Boo commented that “everyone knows I’ve got all the confidence in the city” and opening the mall “is a very positive manifestation of growth in the community.”

He said he was “pleased and grateful for the largest single investment of private money here in many years. This is great for our community.”

Simon said the firm is “glad to be a member of the community. After all, it took us nine years to put this together. I hope we enjoy many more years here.”

Jack Rowe, president of the Duluth Area Chamber of Commerce, called it a “pleasure to welcome the mall into the business community” and “I’m sure you’ll enjoy the stores and fine facilities.

Lew Latto, president of the Duluth City Council, said the mall “is one of the brightest things to happen in the city for many years.”

Invocation at the brief opening ceremony was by Rev. William Brice, president of the Arrowhead Council of Churches.

Larry M. Stillerman, director of promotions for the Simon firm, introduced several others participating at the ribbon-cutting, including:

Paul Louchart, manager of Montgomery Ward and president of the recently formed Miller Hill Mall Merchants Association; Norman Hewitt, JCPenny store manager; Robert Tyler, Glass Block president; David Claypool, president of Prindle-Lachmond Real Estate Co., which provided local real estate services, and Lee Gibson, partner in the architectural firm that designed the mall, William Dorsky & Associates, Cleveland and Miami.

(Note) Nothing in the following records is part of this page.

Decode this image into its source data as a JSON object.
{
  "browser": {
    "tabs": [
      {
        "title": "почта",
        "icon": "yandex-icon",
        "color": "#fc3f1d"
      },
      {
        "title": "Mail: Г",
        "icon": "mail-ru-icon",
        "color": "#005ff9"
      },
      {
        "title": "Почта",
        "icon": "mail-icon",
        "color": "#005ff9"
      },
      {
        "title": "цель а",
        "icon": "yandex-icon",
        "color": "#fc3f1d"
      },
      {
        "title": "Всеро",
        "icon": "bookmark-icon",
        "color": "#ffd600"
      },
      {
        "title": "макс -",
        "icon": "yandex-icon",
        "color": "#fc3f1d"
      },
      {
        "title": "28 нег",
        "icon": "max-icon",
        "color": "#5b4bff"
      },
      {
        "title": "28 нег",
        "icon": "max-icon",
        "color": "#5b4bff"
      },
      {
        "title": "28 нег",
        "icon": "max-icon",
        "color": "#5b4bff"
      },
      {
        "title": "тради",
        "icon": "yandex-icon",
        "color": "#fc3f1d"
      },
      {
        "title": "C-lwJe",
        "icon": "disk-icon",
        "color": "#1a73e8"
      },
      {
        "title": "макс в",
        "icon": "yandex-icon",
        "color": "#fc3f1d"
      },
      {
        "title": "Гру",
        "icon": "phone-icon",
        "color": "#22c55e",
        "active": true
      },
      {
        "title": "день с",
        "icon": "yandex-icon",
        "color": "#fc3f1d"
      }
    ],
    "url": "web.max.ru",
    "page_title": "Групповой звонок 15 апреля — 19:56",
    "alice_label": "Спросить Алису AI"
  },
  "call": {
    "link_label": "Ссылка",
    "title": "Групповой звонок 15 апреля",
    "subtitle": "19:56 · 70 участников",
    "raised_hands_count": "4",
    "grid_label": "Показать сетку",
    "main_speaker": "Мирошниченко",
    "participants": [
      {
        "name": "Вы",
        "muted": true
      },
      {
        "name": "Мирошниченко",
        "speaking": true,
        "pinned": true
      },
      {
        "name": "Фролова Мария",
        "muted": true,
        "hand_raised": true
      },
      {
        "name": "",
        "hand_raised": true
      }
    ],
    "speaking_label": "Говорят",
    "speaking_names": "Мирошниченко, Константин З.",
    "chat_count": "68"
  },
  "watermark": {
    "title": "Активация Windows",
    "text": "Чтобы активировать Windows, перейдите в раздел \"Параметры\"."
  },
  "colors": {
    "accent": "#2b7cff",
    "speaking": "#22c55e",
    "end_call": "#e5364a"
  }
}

Before the ceremony, the inner area of the mall quickly took on a festive air as the band, directed by C. M. Schultz and provided by Musicians Local 18, played string marches and pop tunes.

Wearing light shirts and white sailor caps, the band complemented the nautical theme of the mall’s grand opening which featured a decor of blue and white anchors, fish netting and other trapping on the podium.

The nautical theme of the festivities, which will run for 10 days of contests and special sales events for customers, was chosen to mark the city’s link with ocean and lakes shipping.

While music filled the air, thousands of men, women and children strolled about the shiny tiled floor of the mall, inspected not-yet-open stores through display windows or metal fences, and busied themselves completing contest blanks for an opening day shopping spree.

Others began their “treasure” hunt in hopes of winning a 10-day windjammer cruise for two in the Caribbean, a sailboat or other prizes.

Still other patient shoppers and the curious whiled away the time in just completed rest areas featuring benches and decorative greenery.

Places serving coffee and other refreshments were kept busy.

With the cutting of the chain and the exclamation “The mall is open!” the band sounded a few bars of the theme song again, and shoppers scattered from the podium and surged into the big department stores and about 50 retail places now open.

Some of the shops are yet to be completed and won’t open until later this summer or fall. And some of them amazingly almost overnight turned their areas from a scene of cluttered debris and installations into modern, fancy, and lavish establishments.

Montgomery Ward has been open since late March. The Glass Block and JCPenney were putting on their finishing touches last week along with the many other stores carrying almost everything a shopper would want, from shoes and ice cream and pretzels to aluminum boats and furniture and other major hard goods.

During the next two weeks, more than 100,000 people are expected to be drawn to the shopping showpiece, which has more than 663,000 square feet of retail space aimed at a 16-county, three-state marketing area.

The Miller Hill Mall, located between Decker and Trinity Roads and off Highway 53 just beyond Central Entrance, is the 25th regional enclosed shopping center completed by the Simon firm and the second of seven opening this year.

It also is the largest, most complete, climate-controlled retail complex in Minnesota outside the Twin Cities.

1 Comment


about 10 months ago

Good 'ol Ben Boo! Do you think they would have been so excited if they had fully grasped what it would do to the downtown business district? Hmmm.